Due to the way scrapy works with async loops, I had to make a separate script and run it as a subprocess, in order for it to work in a Jupyter notebook.

Can be used to scrape multiple websites (one at a time). Saves scraped files in a kb/{domain} subdirectory (it does **not** preserve website tree structure)

Uses **spider_runner.py**, which needs to be in the same directory as the notebook (will check and abort if not present).


### Scraping logic
scrapy does a pretty decent job of getting the necessary files, although some dynamic sites will not yield the best results. For a more robust scraper I probably need to move to Selenium in a future upgrade. Still, the tool is quite practical for many occasions, as many companies keep their IR websites static. You may need to tweak the follow-on link scraping patterns, I have kept it very simple (it will follow whatever link has 'investor-relations/' in it and limit the links to follow per page to avoid infinite scraping)

In a real application environment we would be running the spider class inside the application - this would enable simpler real-time updates in the output.

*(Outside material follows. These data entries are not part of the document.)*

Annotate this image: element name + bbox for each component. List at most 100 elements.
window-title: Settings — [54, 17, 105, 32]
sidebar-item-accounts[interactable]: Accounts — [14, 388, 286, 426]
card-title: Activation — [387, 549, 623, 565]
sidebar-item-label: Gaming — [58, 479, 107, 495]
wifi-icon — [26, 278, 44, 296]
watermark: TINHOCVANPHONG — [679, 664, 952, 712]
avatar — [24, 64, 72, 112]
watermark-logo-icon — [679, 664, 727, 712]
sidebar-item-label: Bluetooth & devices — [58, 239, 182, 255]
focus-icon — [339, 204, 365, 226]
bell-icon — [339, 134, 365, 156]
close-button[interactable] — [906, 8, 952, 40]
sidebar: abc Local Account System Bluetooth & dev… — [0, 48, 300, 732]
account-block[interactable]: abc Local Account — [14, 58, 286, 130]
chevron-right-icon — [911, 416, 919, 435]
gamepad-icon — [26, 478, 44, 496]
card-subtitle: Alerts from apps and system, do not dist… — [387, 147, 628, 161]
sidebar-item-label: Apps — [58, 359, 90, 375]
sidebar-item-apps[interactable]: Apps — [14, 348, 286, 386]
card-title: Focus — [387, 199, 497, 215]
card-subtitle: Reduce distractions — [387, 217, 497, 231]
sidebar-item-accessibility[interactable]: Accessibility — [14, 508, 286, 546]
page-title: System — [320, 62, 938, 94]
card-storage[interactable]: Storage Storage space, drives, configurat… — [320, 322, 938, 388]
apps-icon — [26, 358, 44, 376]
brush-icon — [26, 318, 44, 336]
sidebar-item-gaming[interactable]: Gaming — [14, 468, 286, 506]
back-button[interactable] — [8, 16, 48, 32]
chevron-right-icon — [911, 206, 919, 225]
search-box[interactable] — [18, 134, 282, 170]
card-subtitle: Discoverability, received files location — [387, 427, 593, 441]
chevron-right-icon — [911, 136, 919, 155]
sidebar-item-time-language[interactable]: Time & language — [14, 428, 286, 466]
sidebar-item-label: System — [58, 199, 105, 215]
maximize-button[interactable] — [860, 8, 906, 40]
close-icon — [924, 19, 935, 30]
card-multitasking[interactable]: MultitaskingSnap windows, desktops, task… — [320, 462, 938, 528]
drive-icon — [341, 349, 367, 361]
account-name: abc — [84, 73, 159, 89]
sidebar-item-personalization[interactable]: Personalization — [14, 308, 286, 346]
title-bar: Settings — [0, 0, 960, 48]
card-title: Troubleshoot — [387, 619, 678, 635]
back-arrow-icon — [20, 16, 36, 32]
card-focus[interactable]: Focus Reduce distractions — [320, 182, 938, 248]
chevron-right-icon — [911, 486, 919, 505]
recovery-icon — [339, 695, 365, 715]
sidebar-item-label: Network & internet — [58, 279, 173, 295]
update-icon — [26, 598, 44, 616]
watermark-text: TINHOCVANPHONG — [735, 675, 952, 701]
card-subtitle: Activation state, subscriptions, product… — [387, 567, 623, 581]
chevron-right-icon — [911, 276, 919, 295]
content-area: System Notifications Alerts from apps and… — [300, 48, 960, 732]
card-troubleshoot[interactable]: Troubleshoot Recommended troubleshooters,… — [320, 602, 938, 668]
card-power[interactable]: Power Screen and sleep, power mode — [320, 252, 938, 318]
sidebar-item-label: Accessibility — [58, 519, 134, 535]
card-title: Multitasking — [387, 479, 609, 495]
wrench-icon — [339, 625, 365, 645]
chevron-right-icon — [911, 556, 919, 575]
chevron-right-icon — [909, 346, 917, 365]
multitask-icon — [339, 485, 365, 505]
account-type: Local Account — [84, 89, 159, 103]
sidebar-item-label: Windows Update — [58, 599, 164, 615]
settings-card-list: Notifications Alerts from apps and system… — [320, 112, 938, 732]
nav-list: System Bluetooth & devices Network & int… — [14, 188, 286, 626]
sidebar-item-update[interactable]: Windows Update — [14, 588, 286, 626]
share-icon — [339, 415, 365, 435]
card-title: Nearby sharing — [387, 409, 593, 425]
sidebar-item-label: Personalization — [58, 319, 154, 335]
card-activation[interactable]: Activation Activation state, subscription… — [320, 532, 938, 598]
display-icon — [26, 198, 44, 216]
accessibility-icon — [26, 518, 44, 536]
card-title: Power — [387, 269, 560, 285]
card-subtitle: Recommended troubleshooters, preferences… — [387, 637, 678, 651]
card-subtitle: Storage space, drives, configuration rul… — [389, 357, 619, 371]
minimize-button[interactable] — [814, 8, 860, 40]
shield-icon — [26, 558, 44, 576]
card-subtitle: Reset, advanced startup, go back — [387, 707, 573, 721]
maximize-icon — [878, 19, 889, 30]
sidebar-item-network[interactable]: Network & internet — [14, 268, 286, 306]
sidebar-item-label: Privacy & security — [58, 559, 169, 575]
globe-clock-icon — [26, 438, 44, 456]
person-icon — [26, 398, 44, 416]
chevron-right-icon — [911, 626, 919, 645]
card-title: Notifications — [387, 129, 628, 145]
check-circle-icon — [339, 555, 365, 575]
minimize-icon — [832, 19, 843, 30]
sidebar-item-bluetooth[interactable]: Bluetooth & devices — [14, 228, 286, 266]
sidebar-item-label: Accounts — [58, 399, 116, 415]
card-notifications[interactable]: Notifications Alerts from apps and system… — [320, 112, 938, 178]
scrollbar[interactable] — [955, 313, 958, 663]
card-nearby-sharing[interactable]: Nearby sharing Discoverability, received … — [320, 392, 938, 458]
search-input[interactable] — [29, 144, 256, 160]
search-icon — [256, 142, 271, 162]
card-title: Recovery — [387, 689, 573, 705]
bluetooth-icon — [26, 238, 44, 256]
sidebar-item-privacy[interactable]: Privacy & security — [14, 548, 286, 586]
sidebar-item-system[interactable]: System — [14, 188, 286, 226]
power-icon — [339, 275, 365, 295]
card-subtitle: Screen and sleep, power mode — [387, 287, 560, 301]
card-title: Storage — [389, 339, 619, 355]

For an interactive notebook I find this approach sufficient enough.

In [None]:
import subprocess, os, sys
import gradio as gr
from urllib.parse import urlparse, urljoin


# from urllib.parse import urljoin, urlparse
# from scrapy.crawler import CrawlerRunner
# from scrapy.utils.log import configure_logging
# from twisted.internet import reactor, defer
# import asyncio

is_scraper_completed = False # global variable to check if the scraper has completed
status_value= "Ready"

with gr.Blocks() as scraper_ui:
    gr.Markdown("## Web Scraper")
    gr.Markdown("This is a simple web scraper that can be used to scrape investor relations pages.")
    
    url = gr.Textbox(label="Enter URL", placeholder="https://example.com")
    
    status = gr.Textbox(label="Status", interactive=False, value="Ready to scrape. Enter a URL and press Enter.", lines=5)

    def run_scraper(url):
        # Run the spider as a subprocess
        if not url.startswith("http"):
            url = "http://" + url
        # Extract the domain from the URL
        parsed_url = urlparse(url)
        domain = parsed_url.netloc.replace("www.", "")
        if not domain:
            return "Invalid URL. Please enter a valid URL."
        # Check if the spider_runner.py file exists
        if not os.path.exists('spider_runner.py'):
            return "Error: spider_runner.py not found. Please ensure it is in the current directory."
        # Run the spider using subprocess
        try:
            result = subprocess.run([sys.executable, 'spider_runner.py', url, domain], check=True, text=True, capture_output=True)
            status_value = f"Scraping completed for {url}."
            is_scraper_completed = True  # Set the global variable to True
            return result.stderr, status_value
        except subprocess.CalledProcessError as e:
            is_scraper_completed = True
            status_value = "Error during scraping. Check the logs for details."
            return f"Error: {e}", status_value
    
    output = gr.Textbox(label="Output", interactive=False)
    
    url.submit(run_scraper, inputs=url, outputs=[output,status]) 

scraper_ui.launch(inbrowser=True)